Говоря о книгах, надо понимать, что все то, что дает основные установки, идет из детства. Мои ранние годы прошли в закрытой системе сибирского поселка, где можно было разжиться книгами из двух местных библиотек – общей и школьной, куда новинки поступали раз в столетие. У меня, как человека, рожденного в конце 70-х, набор литературы вполне узнаваем и бессистемен: Дюма, Майн Рид, Ефремов, Беляев, Алексей Толстой, Азимов, Хайнлайн, Булгаков и др. Помимо этого я любила порыться на полках, где обретались пыльные подшивки журналов «Эврика!», который с 60-х годов знакомил советского читателя с достижениями в мире науки и техники.
На домашних полках стояло классическое собрание книг. Кто не вспомнит два синих тома Лермонтова с мелким тиснением или Маяковского под красной обложкой? А Брокгауза с Ефроном? Единственным отличием были так называемые журналы моего собственного изготовления. Выглядели они как обычная общая тетрадь с нарисованными вручную иллюстрациями и написанными вручную статьями. Сразу вспомнилось: «тут же на веревке был торжественно вывешен первый номер сатирического и юмористического журнала «Комар», форматом в тетрадочный лист и размером в восемь страничек». Вот примерно то же самое.

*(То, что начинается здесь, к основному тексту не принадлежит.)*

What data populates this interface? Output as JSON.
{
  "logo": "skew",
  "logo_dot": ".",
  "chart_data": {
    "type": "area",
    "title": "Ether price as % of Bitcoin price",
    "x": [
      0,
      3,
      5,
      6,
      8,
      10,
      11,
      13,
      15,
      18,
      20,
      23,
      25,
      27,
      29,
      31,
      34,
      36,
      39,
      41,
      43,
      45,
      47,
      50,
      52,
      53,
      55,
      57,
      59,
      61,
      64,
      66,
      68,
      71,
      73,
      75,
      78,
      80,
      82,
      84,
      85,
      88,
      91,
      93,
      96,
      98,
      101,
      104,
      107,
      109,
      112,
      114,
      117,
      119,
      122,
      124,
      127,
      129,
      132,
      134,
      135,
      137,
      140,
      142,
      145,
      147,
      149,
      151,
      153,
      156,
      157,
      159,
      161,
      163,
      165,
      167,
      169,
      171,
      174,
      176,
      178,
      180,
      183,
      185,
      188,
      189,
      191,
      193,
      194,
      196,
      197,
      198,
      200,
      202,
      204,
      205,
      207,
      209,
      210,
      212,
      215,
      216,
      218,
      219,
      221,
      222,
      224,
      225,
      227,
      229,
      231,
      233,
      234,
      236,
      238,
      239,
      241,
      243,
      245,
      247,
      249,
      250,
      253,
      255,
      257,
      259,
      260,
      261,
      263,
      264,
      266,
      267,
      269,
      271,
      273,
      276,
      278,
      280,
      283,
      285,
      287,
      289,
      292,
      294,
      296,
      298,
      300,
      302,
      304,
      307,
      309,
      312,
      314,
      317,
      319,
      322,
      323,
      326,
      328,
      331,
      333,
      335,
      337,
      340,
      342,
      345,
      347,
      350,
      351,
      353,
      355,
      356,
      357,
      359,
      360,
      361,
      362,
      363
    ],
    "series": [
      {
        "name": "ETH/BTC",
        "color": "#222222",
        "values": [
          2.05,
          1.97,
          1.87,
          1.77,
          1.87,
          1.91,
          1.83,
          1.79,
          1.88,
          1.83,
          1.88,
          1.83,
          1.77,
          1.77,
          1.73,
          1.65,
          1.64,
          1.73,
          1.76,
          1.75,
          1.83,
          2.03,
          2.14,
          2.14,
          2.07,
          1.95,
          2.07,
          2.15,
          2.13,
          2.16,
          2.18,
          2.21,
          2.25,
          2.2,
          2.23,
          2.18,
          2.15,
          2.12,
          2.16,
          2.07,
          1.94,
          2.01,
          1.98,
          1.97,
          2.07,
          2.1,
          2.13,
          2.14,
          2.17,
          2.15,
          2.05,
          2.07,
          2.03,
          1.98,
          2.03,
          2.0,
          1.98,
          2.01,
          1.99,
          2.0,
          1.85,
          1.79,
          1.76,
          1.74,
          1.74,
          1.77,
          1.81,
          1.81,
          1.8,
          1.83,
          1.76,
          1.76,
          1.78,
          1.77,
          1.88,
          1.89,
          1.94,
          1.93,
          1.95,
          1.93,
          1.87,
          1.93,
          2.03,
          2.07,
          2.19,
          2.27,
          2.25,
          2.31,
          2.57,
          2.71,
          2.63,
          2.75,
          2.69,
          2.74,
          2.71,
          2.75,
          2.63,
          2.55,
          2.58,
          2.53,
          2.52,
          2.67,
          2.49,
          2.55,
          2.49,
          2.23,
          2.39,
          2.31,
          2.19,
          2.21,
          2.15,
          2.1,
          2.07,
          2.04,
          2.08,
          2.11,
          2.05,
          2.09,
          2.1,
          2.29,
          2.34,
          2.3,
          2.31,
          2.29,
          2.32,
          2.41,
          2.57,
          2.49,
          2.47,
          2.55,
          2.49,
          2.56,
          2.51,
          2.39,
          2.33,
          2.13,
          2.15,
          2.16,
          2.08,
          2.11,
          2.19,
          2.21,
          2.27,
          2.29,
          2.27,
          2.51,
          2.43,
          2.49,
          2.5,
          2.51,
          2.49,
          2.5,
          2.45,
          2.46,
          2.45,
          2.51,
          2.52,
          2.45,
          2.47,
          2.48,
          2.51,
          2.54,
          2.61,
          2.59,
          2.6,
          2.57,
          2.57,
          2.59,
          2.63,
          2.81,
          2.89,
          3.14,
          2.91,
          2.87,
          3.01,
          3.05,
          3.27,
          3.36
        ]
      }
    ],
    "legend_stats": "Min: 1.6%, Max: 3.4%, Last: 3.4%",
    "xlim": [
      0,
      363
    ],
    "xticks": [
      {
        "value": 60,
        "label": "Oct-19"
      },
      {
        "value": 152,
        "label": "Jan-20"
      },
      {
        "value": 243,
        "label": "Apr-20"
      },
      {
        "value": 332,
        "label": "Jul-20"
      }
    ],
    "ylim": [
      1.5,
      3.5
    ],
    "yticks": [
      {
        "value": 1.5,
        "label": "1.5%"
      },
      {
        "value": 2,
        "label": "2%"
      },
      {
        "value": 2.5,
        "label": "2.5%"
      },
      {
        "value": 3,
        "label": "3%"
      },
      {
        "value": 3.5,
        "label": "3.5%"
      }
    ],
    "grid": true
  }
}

Но дело в том, что книги продолжают менять и дополнять нашу жизнь. Мы все так же удивляемся чему-то, что нам близко. Например, последнее из моих личных открытий – книга стихов Даниила Чконии «Стихия и пловец», которую автор подарил мне на литературном фестивале «Эмигрантская лира» в Бельгии. Тонкая, исповедальная лирика, где-то не лишенная самоиронии, – это если сказать в двух словах. Я люблю такие книги, и мне иногда кажется, что они сами меня находят, чтобы в очередной раз объять широтой человеческих дарований.